Desconectar com a emoção dolorosa também pode ser crucial. Um médico não deve desabar em lágrimas em plena sala de cirurgia quando seu paciente morre. Nem é recomendável a uma mãe estourar chorando na frente do filho, quando este se machuca gravemente. É preciso, em algumas circunstâncias, controlar as emoções, em nome de algo maior a ser feito. Se este controle é feito de maneira consciente, ótimo. O choro fica guardado para momentos mais reservados, onde poderá fluir sem causar danos emocionais a ninguém.
Mas como tudo demais é veneno, a dissociação pode ser problemática, quando a pessoa está tão acostumada a desligar-se do que sente, que nem percebe que quer chorar e chega a sorrir espontaneamente nas situações mais inusitadas. Habituou-se a rir para não chorar. Falo do sorriso inadequado, aquele que se esboça numa ocasião em que o comum seria chorar. Há pessoas que sorriem quando recebem uma má notícia. Alguém morreu? Risos. Perdeu o emprego? Risos. Brigou com o melhor amigo? Risos. Isso é mais comum do que se pensa, e é também mais perigoso.
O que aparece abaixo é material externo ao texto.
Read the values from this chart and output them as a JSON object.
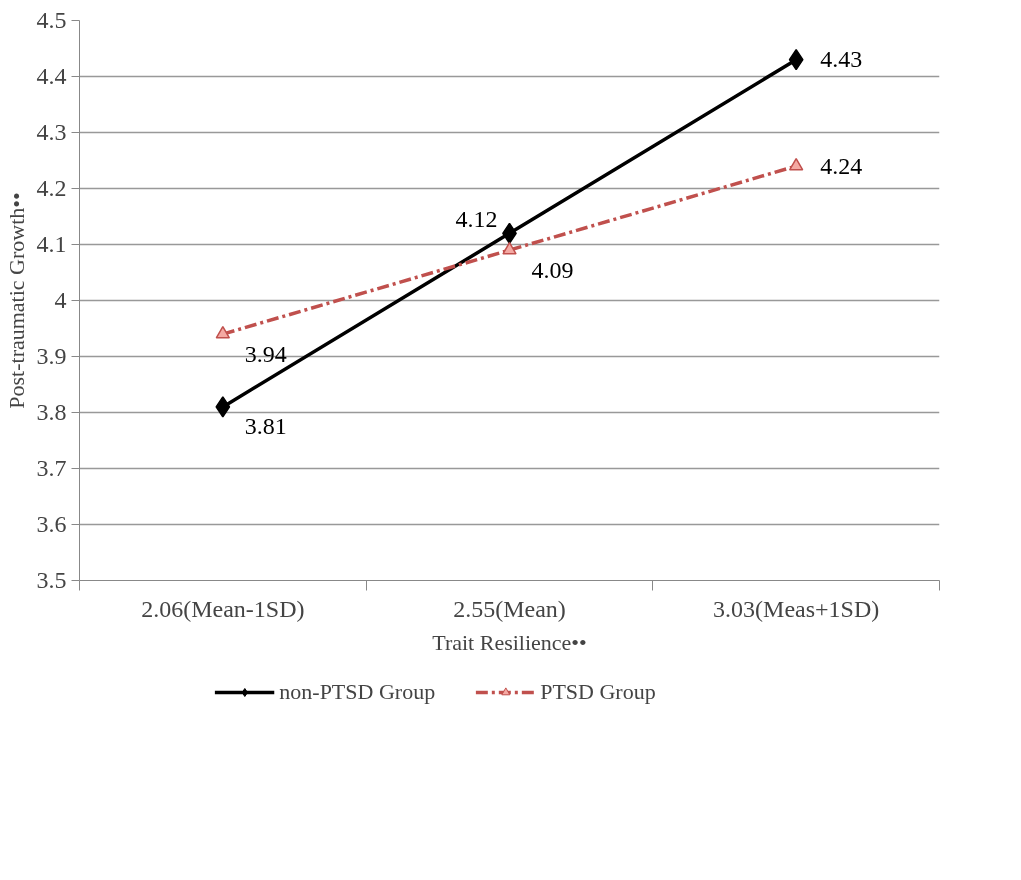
{
  "chart_data": {
    "type": "line",
    "xlabel": "Trait Resilience••",
    "ylabel": "Post-traumatic Growth••",
    "categories": [
      "2.06(Mean-1SD)",
      "2.55(Mean)",
      "3.03(Meas+1SD)"
    ],
    "series": [
      {
        "name": "non-PTSD Group",
        "color": "#000000",
        "marker": "diamond",
        "line_style": "solid",
        "values": [
          3.81,
          4.12,
          4.43
        ]
      },
      {
        "name": "PTSD Group",
        "color": "#c0504d",
        "marker": "triangle",
        "line_style": "dashdot",
        "values": [
          3.94,
          4.09,
          4.24
        ]
      }
    ],
    "ylim": [
      3.5,
      4.5
    ],
    "yticks": [
      3.5,
      3.6,
      3.7,
      3.8,
      3.9,
      4,
      4.1,
      4.2,
      4.3,
      4.4,
      4.5
    ],
    "grid": "y",
    "legend": "bottom",
    "data_labels": true
  }
}
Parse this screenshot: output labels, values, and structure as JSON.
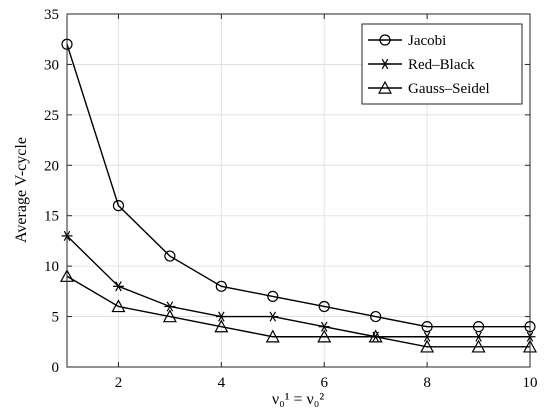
{
  "chart_data": {
    "type": "line",
    "xlabel": "ν₀¹ = ν₀²",
    "ylabel": "Average V-cycle",
    "xlim": [
      1,
      10
    ],
    "ylim": [
      0,
      35
    ],
    "xticks": [
      2,
      4,
      6,
      8,
      10
    ],
    "yticks": [
      0,
      5,
      10,
      15,
      20,
      25,
      30,
      35
    ],
    "grid": true,
    "legend_position": "top-right",
    "x": [
      1,
      2,
      3,
      4,
      5,
      6,
      7,
      8,
      9,
      10
    ],
    "series": [
      {
        "name": "Jacobi",
        "marker": "circle",
        "values": [
          32,
          16,
          11,
          8,
          7,
          6,
          5,
          4,
          4,
          4
        ]
      },
      {
        "name": "Red–Black",
        "marker": "asterisk",
        "values": [
          13,
          8,
          6,
          5,
          5,
          4,
          3,
          3,
          3,
          3
        ]
      },
      {
        "name": "Gauss–Seidel",
        "marker": "triangle",
        "values": [
          9,
          6,
          5,
          4,
          3,
          3,
          3,
          2,
          2,
          2
        ]
      }
    ]
  }
}
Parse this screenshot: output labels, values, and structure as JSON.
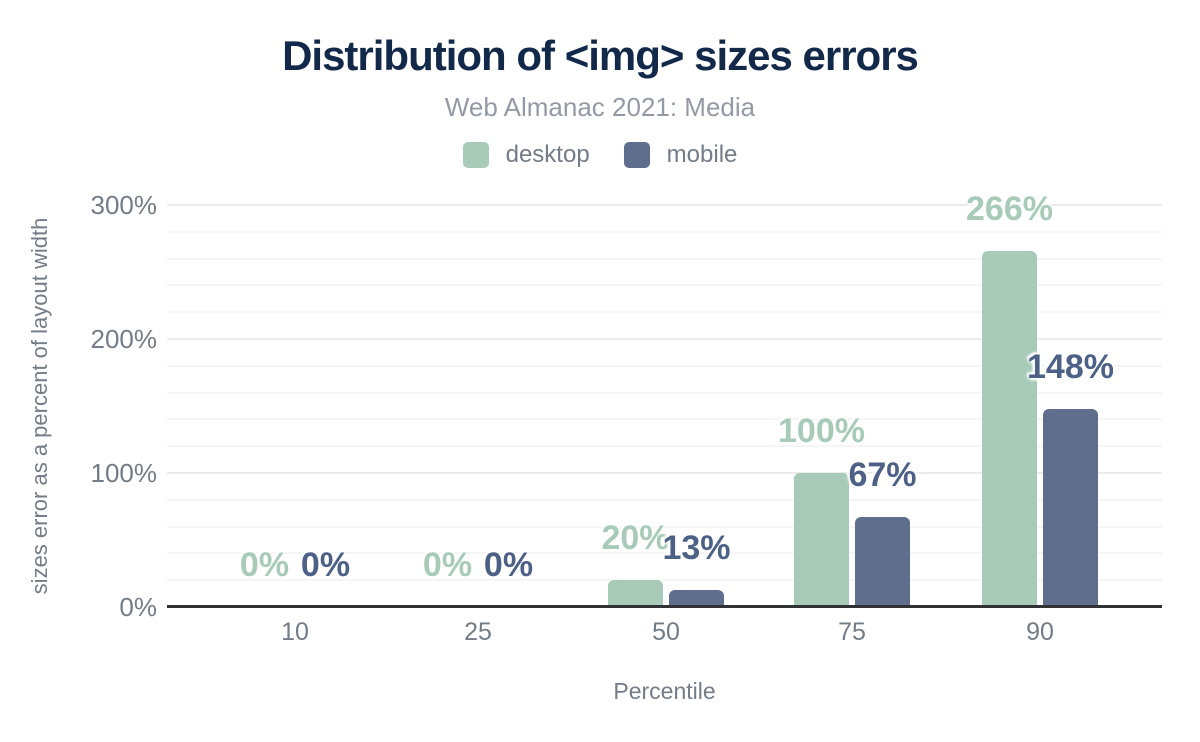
{
  "chart_data": {
    "type": "bar",
    "title": "Distribution of <img> sizes errors",
    "subtitle": "Web Almanac 2021: Media",
    "xlabel": "Percentile",
    "ylabel": "sizes error as a percent of layout width",
    "categories": [
      "10",
      "25",
      "50",
      "75",
      "90"
    ],
    "series": [
      {
        "name": "desktop",
        "color": "#a8cbb9",
        "label_color": "#a8cbb9",
        "values": [
          0,
          0,
          20,
          100,
          266
        ]
      },
      {
        "name": "mobile",
        "color": "#5f6e8c",
        "label_color": "#4d6186",
        "values": [
          0,
          0,
          13,
          67,
          148
        ]
      }
    ],
    "value_label_suffix": "%",
    "y_axis": {
      "min": 0,
      "max": 300,
      "major_step": 100,
      "minor_step": 20,
      "ticks": [
        0,
        100,
        200,
        300
      ],
      "tick_labels": [
        "0%",
        "100%",
        "200%",
        "300%"
      ]
    },
    "legend_position": "top",
    "grid": true
  },
  "colors": {
    "background": "#ffffff",
    "title": "#13294a",
    "subtitle": "#949aa3",
    "axis_text": "#747c86",
    "grid_minor": "#f5f5f5",
    "grid_major": "#ebebeb",
    "baseline": "#303234"
  }
}
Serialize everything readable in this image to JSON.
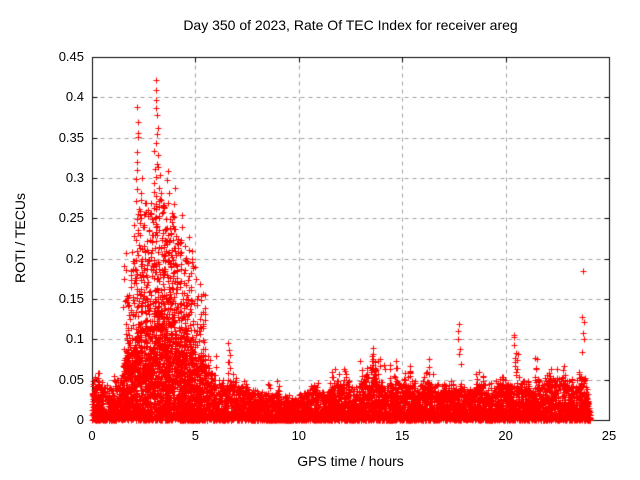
{
  "chart_data": {
    "type": "scatter",
    "title": "Day 350 of 2023, Rate Of TEC Index for receiver areg",
    "xlabel": "GPS time / hours",
    "ylabel": "ROTI / TECUs",
    "xlim": [
      0,
      25
    ],
    "ylim": [
      0,
      0.45
    ],
    "xticks": [
      0,
      5,
      10,
      15,
      20,
      25
    ],
    "xtick_labels": [
      "0",
      "5",
      "10",
      "15",
      "20",
      "25"
    ],
    "yticks": [
      0,
      0.05,
      0.1,
      0.15,
      0.2,
      0.25,
      0.3,
      0.35,
      0.4,
      0.45
    ],
    "ytick_labels": [
      "0",
      "0.05",
      "0.1",
      "0.15",
      "0.2",
      "0.25",
      "0.3",
      "0.35",
      "0.4",
      "0.45"
    ],
    "grid": {
      "show": true,
      "style": "dashed",
      "color": "#a0a0a0"
    },
    "marker": {
      "shape": "plus",
      "color": "#ff0000",
      "size": 7
    },
    "legend": "none",
    "seed": 1234,
    "x_data_end": 24.1,
    "peak_value": 0.42,
    "peak_time": 3.15,
    "density_envelope": [
      [
        0.0,
        0.5,
        0.052,
        160,
        0,
        0
      ],
      [
        0.5,
        1.0,
        0.038,
        150,
        0,
        0
      ],
      [
        1.0,
        1.5,
        0.048,
        150,
        0.06,
        5
      ],
      [
        1.5,
        2.0,
        0.085,
        230,
        0.21,
        30
      ],
      [
        2.0,
        2.5,
        0.1,
        260,
        0.26,
        60
      ],
      [
        2.5,
        3.0,
        0.11,
        260,
        0.27,
        70
      ],
      [
        3.0,
        3.5,
        0.115,
        260,
        0.28,
        80
      ],
      [
        3.5,
        4.0,
        0.115,
        260,
        0.26,
        70
      ],
      [
        4.0,
        4.5,
        0.1,
        260,
        0.23,
        60
      ],
      [
        4.5,
        5.0,
        0.09,
        260,
        0.2,
        50
      ],
      [
        5.0,
        5.5,
        0.075,
        230,
        0.16,
        30
      ],
      [
        5.5,
        6.0,
        0.055,
        170,
        0.08,
        10
      ],
      [
        6.0,
        6.5,
        0.048,
        150,
        0,
        0
      ],
      [
        6.5,
        7.0,
        0.05,
        150,
        0,
        0
      ],
      [
        7.0,
        7.5,
        0.042,
        150,
        0,
        0
      ],
      [
        7.5,
        8.0,
        0.036,
        150,
        0,
        0
      ],
      [
        8.0,
        8.5,
        0.032,
        150,
        0,
        0
      ],
      [
        8.5,
        9.0,
        0.033,
        150,
        0.05,
        4
      ],
      [
        9.0,
        9.5,
        0.028,
        150,
        0,
        0
      ],
      [
        9.5,
        10.0,
        0.027,
        150,
        0,
        0
      ],
      [
        10.0,
        10.5,
        0.032,
        150,
        0,
        0
      ],
      [
        10.5,
        11.0,
        0.038,
        150,
        0.05,
        4
      ],
      [
        11.0,
        11.5,
        0.037,
        150,
        0,
        0
      ],
      [
        11.5,
        12.0,
        0.042,
        150,
        0.06,
        5
      ],
      [
        12.0,
        12.5,
        0.043,
        150,
        0.06,
        5
      ],
      [
        12.5,
        13.0,
        0.038,
        150,
        0,
        0
      ],
      [
        13.0,
        13.5,
        0.048,
        150,
        0.07,
        8
      ],
      [
        13.5,
        14.0,
        0.052,
        150,
        0.08,
        8
      ],
      [
        14.0,
        14.5,
        0.046,
        150,
        0.07,
        5
      ],
      [
        14.5,
        15.0,
        0.042,
        150,
        0.065,
        4
      ],
      [
        15.0,
        15.5,
        0.046,
        150,
        0.065,
        4
      ],
      [
        15.5,
        16.0,
        0.042,
        150,
        0,
        0
      ],
      [
        16.0,
        16.5,
        0.046,
        150,
        0.06,
        4
      ],
      [
        16.5,
        17.0,
        0.04,
        150,
        0,
        0
      ],
      [
        17.0,
        17.5,
        0.042,
        150,
        0.055,
        3
      ],
      [
        17.5,
        18.0,
        0.04,
        150,
        0,
        0
      ],
      [
        18.0,
        18.5,
        0.04,
        150,
        0,
        0
      ],
      [
        18.5,
        19.0,
        0.045,
        150,
        0.06,
        4
      ],
      [
        19.0,
        19.5,
        0.04,
        150,
        0,
        0
      ],
      [
        19.5,
        20.0,
        0.046,
        150,
        0.055,
        3
      ],
      [
        20.0,
        20.5,
        0.046,
        150,
        0,
        0
      ],
      [
        20.5,
        21.0,
        0.042,
        150,
        0,
        0
      ],
      [
        21.0,
        21.5,
        0.04,
        150,
        0.055,
        3
      ],
      [
        21.5,
        22.0,
        0.046,
        150,
        0,
        0
      ],
      [
        22.0,
        22.5,
        0.05,
        150,
        0.065,
        4
      ],
      [
        22.5,
        23.0,
        0.05,
        150,
        0,
        0
      ],
      [
        23.0,
        23.5,
        0.046,
        150,
        0,
        0
      ],
      [
        23.5,
        24.1,
        0.05,
        200,
        0,
        0
      ]
    ],
    "spike_clusters": [
      [
        1.72,
        0.06,
        0.155,
        12
      ],
      [
        1.95,
        0.07,
        0.21,
        10
      ],
      [
        2.2,
        0.07,
        0.385,
        26
      ],
      [
        2.35,
        0.06,
        0.3,
        18
      ],
      [
        2.6,
        0.05,
        0.24,
        14
      ],
      [
        2.8,
        0.06,
        0.27,
        14
      ],
      [
        3.0,
        0.08,
        0.33,
        16
      ],
      [
        3.15,
        0.1,
        0.42,
        30
      ],
      [
        3.3,
        0.06,
        0.3,
        16
      ],
      [
        3.5,
        0.05,
        0.26,
        12
      ],
      [
        3.65,
        0.06,
        0.31,
        18
      ],
      [
        3.8,
        0.05,
        0.24,
        12
      ],
      [
        3.95,
        0.06,
        0.285,
        16
      ],
      [
        4.15,
        0.05,
        0.22,
        12
      ],
      [
        4.3,
        0.05,
        0.255,
        14
      ],
      [
        4.5,
        0.05,
        0.2,
        10
      ],
      [
        4.65,
        0.05,
        0.225,
        12
      ],
      [
        4.85,
        0.04,
        0.21,
        12
      ],
      [
        5.05,
        0.04,
        0.19,
        10
      ],
      [
        5.25,
        0.04,
        0.165,
        8
      ],
      [
        6.62,
        0.05,
        0.092,
        8
      ],
      [
        9.0,
        0.03,
        0.048,
        4
      ],
      [
        11.7,
        0.035,
        0.06,
        5
      ],
      [
        12.2,
        0.04,
        0.065,
        5
      ],
      [
        13.05,
        0.04,
        0.07,
        6
      ],
      [
        13.6,
        0.04,
        0.09,
        12
      ],
      [
        13.75,
        0.04,
        0.075,
        8
      ],
      [
        14.7,
        0.04,
        0.075,
        6
      ],
      [
        15.3,
        0.035,
        0.065,
        5
      ],
      [
        16.25,
        0.04,
        0.075,
        6
      ],
      [
        17.75,
        0.072,
        0.117,
        6
      ],
      [
        18.6,
        0.035,
        0.06,
        5
      ],
      [
        20.45,
        0.055,
        0.105,
        9
      ],
      [
        20.6,
        0.04,
        0.08,
        6
      ],
      [
        21.5,
        0.045,
        0.08,
        7
      ],
      [
        22.8,
        0.04,
        0.065,
        6
      ],
      [
        23.6,
        0.04,
        0.06,
        5
      ],
      [
        23.75,
        0.085,
        0.13,
        5
      ]
    ],
    "lone_points": [
      [
        23.75,
        0.185
      ]
    ]
  }
}
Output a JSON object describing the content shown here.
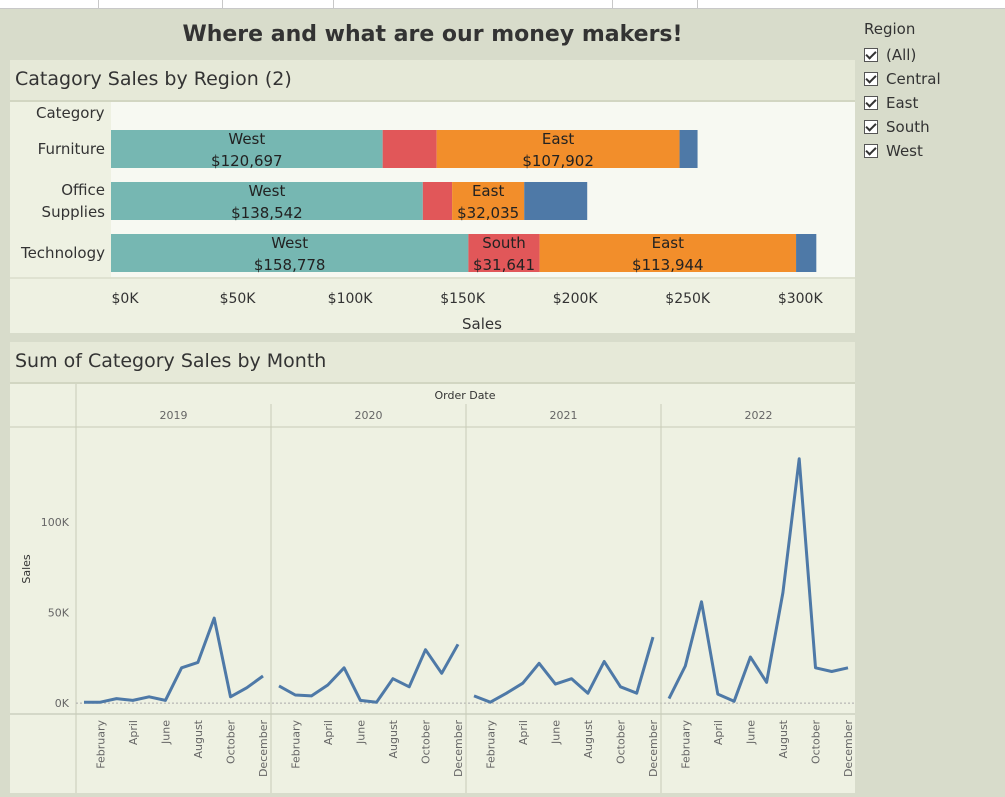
{
  "dashboard": {
    "title": "Where and what are our money makers!"
  },
  "filter": {
    "title": "Region",
    "items": [
      "(All)",
      "Central",
      "East",
      "South",
      "West"
    ]
  },
  "colors": {
    "West": "#76b7b2",
    "South": "#e15759",
    "East": "#f28e2b",
    "Central": "#4e79a7",
    "line": "#4e79a7"
  },
  "chart_data": [
    {
      "type": "bar",
      "orientation": "horizontal-stacked",
      "title": "Catagory Sales by Region (2)",
      "row_header": "Category",
      "xlabel": "Sales",
      "categories": [
        "Furniture",
        "Office Supplies",
        "Technology"
      ],
      "category_lines": [
        [
          "Furniture"
        ],
        [
          "Office",
          "Supplies"
        ],
        [
          "Technology"
        ]
      ],
      "series": [
        {
          "name": "West",
          "values": [
            120697,
            138542,
            158778
          ]
        },
        {
          "name": "South",
          "values": [
            24000,
            13000,
            31641
          ]
        },
        {
          "name": "East",
          "values": [
            107902,
            32035,
            113944
          ]
        },
        {
          "name": "Central",
          "values": [
            8000,
            28000,
            9000
          ]
        }
      ],
      "labels": [
        [
          {
            "series": "West",
            "name": "West",
            "value": "$120,697"
          },
          {
            "series": "East",
            "name": "East",
            "value": "$107,902"
          }
        ],
        [
          {
            "series": "West",
            "name": "West",
            "value": "$138,542"
          },
          {
            "series": "East",
            "name": "East",
            "value": "$32,035"
          }
        ],
        [
          {
            "series": "West",
            "name": "West",
            "value": "$158,778"
          },
          {
            "series": "South",
            "name": "South",
            "value": "$31,641"
          },
          {
            "series": "East",
            "name": "East",
            "value": "$113,944"
          }
        ]
      ],
      "ticks": [
        {
          "v": 0,
          "label": "$0K"
        },
        {
          "v": 50000,
          "label": "$50K"
        },
        {
          "v": 100000,
          "label": "$100K"
        },
        {
          "v": 150000,
          "label": "$150K"
        },
        {
          "v": 200000,
          "label": "$200K"
        },
        {
          "v": 250000,
          "label": "$250K"
        },
        {
          "v": 300000,
          "label": "$300K"
        }
      ],
      "xlim": [
        0,
        315000
      ]
    },
    {
      "type": "line",
      "title": "Sum of Category Sales by Month",
      "column_header": "Order Date",
      "ylabel": "Sales",
      "ylim": [
        -6000,
        152000
      ],
      "yticks": [
        {
          "v": 0,
          "label": "0K"
        },
        {
          "v": 50000,
          "label": "50K"
        },
        {
          "v": 100000,
          "label": "100K"
        }
      ],
      "x_tick_labels": [
        "February",
        "April",
        "June",
        "August",
        "October",
        "December"
      ],
      "x_tick_months": [
        2,
        4,
        6,
        8,
        10,
        12
      ],
      "panels": [
        {
          "year": "2019",
          "values": [
            500,
            500,
            2500,
            1500,
            3500,
            1500,
            19500,
            22500,
            47000,
            3500,
            8500,
            15000
          ]
        },
        {
          "year": "2020",
          "values": [
            9500,
            4500,
            4000,
            10000,
            19500,
            1500,
            500,
            13500,
            9000,
            29500,
            16500,
            32500
          ]
        },
        {
          "year": "2021",
          "values": [
            4000,
            500,
            5500,
            11000,
            22000,
            10500,
            13500,
            5500,
            23000,
            9000,
            5500,
            36500
          ]
        },
        {
          "year": "2022",
          "values": [
            2500,
            20500,
            56000,
            5000,
            1000,
            25500,
            11500,
            61000,
            135000,
            19500,
            17500,
            19500
          ]
        }
      ]
    }
  ]
}
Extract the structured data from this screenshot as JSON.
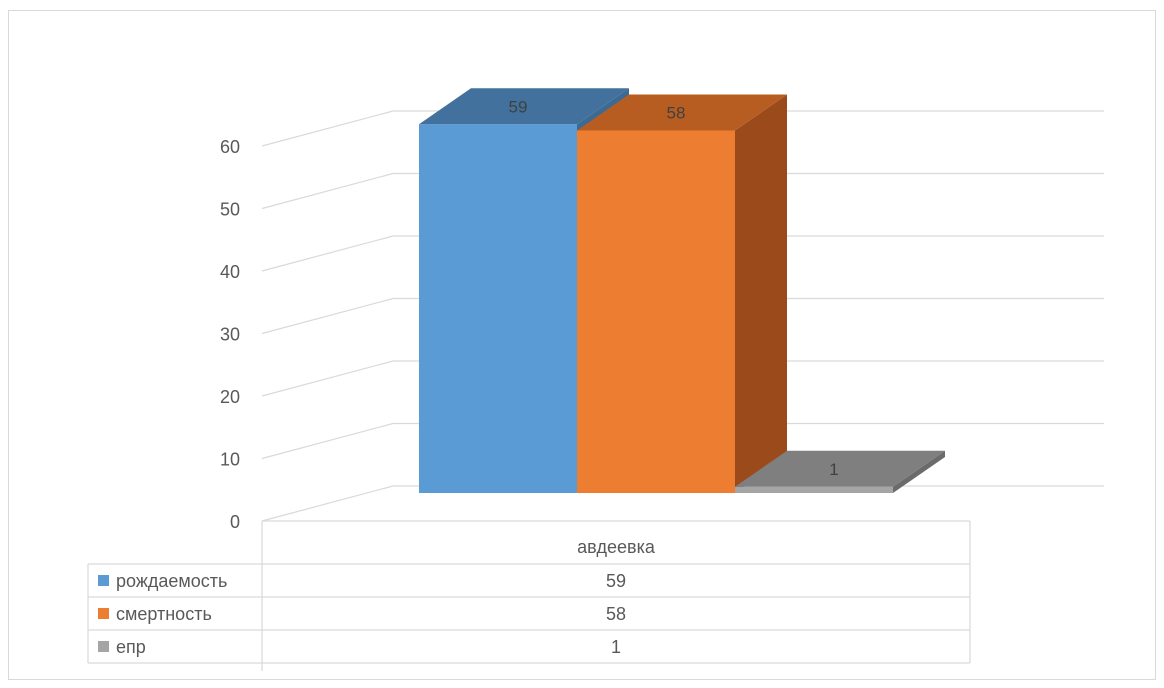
{
  "chart_data": {
    "type": "bar",
    "style": "3d-column-with-data-table",
    "categories": [
      "авдеевка"
    ],
    "series": [
      {
        "name": "рождаемость",
        "values": [
          59
        ],
        "color": "#5B9BD5",
        "top_color": "#41719C",
        "side_color": "#3B6A93"
      },
      {
        "name": "смертность",
        "values": [
          58
        ],
        "color": "#ED7D31",
        "top_color": "#B85D22",
        "side_color": "#9B4A1B"
      },
      {
        "name": "епр",
        "values": [
          1
        ],
        "color": "#A5A5A5",
        "top_color": "#7F7F7F",
        "side_color": "#6B6B6B"
      }
    ],
    "ylim": [
      0,
      60
    ],
    "ytick_labels": [
      "0",
      "10",
      "20",
      "30",
      "40",
      "50",
      "60"
    ],
    "grid": true,
    "legend": "data-table-below"
  }
}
A dor precisa ser liberada. Lágrimas são uma forma de esvaziar um pouco da tensão causada por algo desagradável. Se elas não encontram um caminho saudável para saírem, elas vão procurar qualquer caminho, nem que seja a doença. Lembro que no começo da faculdade procurei um psicólogo e, ao ver a sua caixa de lenços, afirmei que não usaria nenhum, pois não costumava chorar. Declarei então, cheia de orgulho, que quando criança chorava muito, mas agora era diferente. Dias depois, cheguei na sessão entre mil espirros, assolada por uma rinite alérgica. Por causa da crise (comum na época), meus olhos lacrimejavam e o nariz estava congestionado. Meu terapeuta observou o quanto minha alergia se assemelhava ao choro. Imediatamente entendi: as lágrimas contidas estavam saindo num surto de espirros, ao invés de saírem através do choro. Comecei, após esta sessão, a me atentar para o que ocorria no dia anterior a uma crise de rinite. Percebi que eram situações problemáticas, pelas quais não chorava. De lá para cá, meu esforço passou a ser em chorar sempre que possível. A rinite? Acabou!
Não há vergonha em chorar. Temos uma cultura que associa o choro à fraqueza. Mas chorar é algo muito humano e que exige coragem. É corajoso chorar diante dos outros, mostrar nossa delicadeza, nossa humanidade. Costumamos pensar que o choro causa pena, mas acredito que ele gera comoção. Comoção não é pena. É empatia. O choro nos conecta à capacidade de chorar do outro, que se solidariza com a nossa dor. Não que a gente tenha que estar chorando por tudo, a toda hora. Há realmente choros manipuladores que devem ser evitados. Mas temos que nos permitir sorrir quando é para sorrir e chorar quando é para chorar. Conhecer nossas emoções e permitir que elas se manifestem pelos caminhos possíveis e saudáveis é uma conquista do amadurecimento, e não, como se pensa, deixar de sentir certas emoções.
Quando assisti ao filme A Paixão de Cristo, ouvi uma mulher reprovar, chocada, a maneira como o Jesus cinematográfico gritara, ao sentir os pregos sendo enfiados nas mãos. Eu me perguntei: o que ele deveria fazer? Sorrir? Veja o que é o nosso conceito de força! Talvez ela tenha considerado uma deselegante fraqueza o Filho de Deus gritar de dor. De minha parte, achei-o mais divino. Ele se revelou tal como nós, suscetível às mesmas dores, e mesmo assim, não abdicou daquilo que acreditava. Foi até o fim, sem titubear. Isto, sim, é a verdadeira força, a coragem dos seres amadurecidos!
Não precisamos rir para não chorar. Precisamos rir e chorar, quando nos convém rir ou chorar. E reconhecer quando nos convém ou não. Dar aos fatos a sua devida medida. Só isto.